LONDON (Reuters) - A senior police officer accused of helping orchestrate a cover-up to place blame for Britain's worst soccer stadium disaster on drunken, rowdy fans could face an investigation leading to possible prosecution, officials said on Wednesday.
The Independent Police Complaints Commission (IPCC), which investigates complaints against the police in England and Wales, said West Yorkshire police had referred Chief Constable Norman Bettison's case to it on Tuesday following complaints from members of the public.
Bettison worked on the flawed operation at the Hillsborough Stadium in 1989 when 96 soccer fans died in a crush.
He used to serve in the South Yorkshire police in northern England and is currently the most senior officer on the West Yorkshire force.

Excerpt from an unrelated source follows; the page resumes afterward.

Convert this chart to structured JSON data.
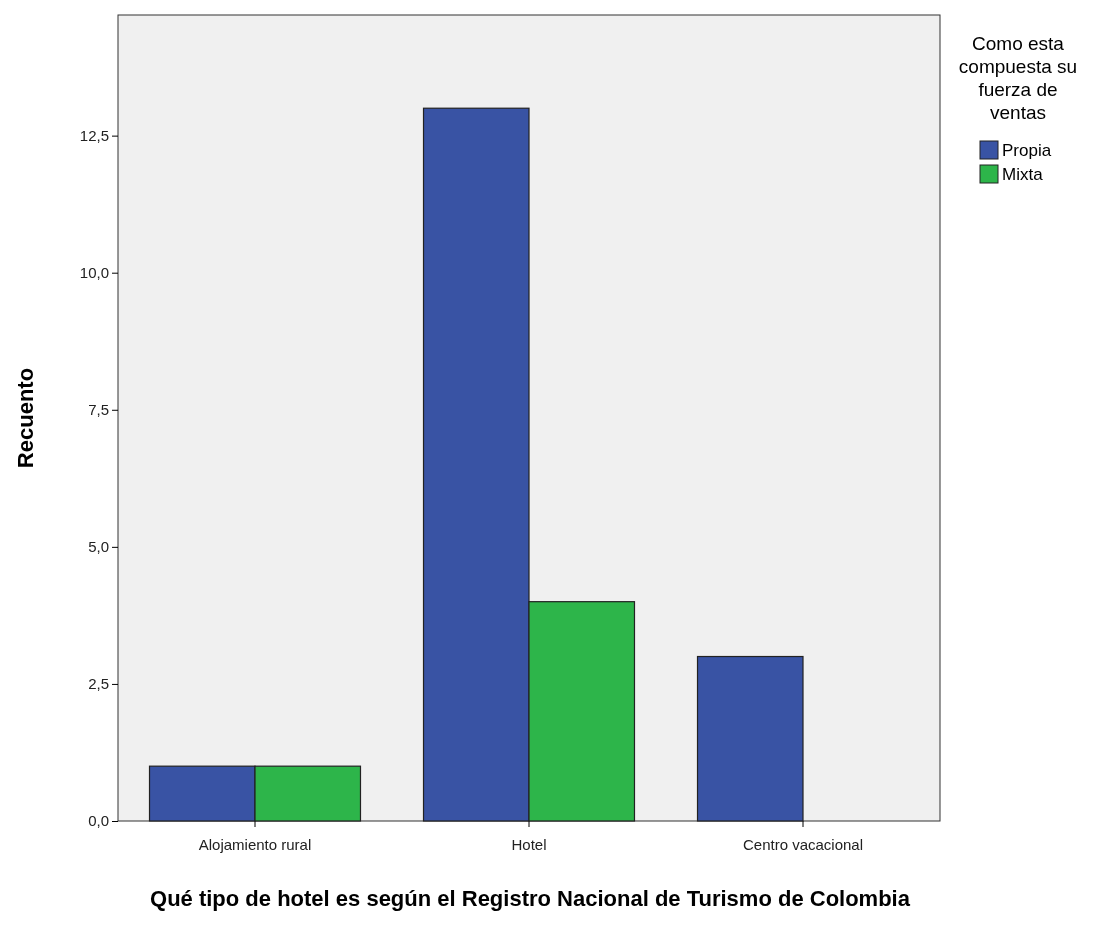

A report published last week by the Hillsborough Independent Panel produced evidence of a police cover-up after the crush caused by overcrowding at the 1989 FA Cup semi-final between Liverpool and Nottingham Forest.
The report said more than 100 statements taken at the time had been doctored to remove evidence that painted the police in a negative light. The authorities sought to shift the blame to Liverpool fans, portrayed as drunk, aggressive and ticketless.
It also criticized the emergency services for their poor handling of the incident.
The first complaint alleges that Bettison "was involved in the production and supply of misleading information" relating to Hillsborough.
The second complaint concerned comments Bettison made about the incident on September 13 when he defended his force's role in a newspaper opinion piece.
"The IPCC is conducting a detailed assessment of the referral to determine how the allegations should be investigated," the watchdog said in a statement.
Bettison has previously denied any wrongdoing.
Prime Minister David Cameron apologized to victims' families after the report was published. Relatives said they wanted police involved in Hillsborough to be brought before the courts.
The IPCC said it would take weeks to analyze the new information set out in the Hillsborough report. The watchdog can refer cases to the Crown Prosecution Service to consider whether criminal charges should be brought.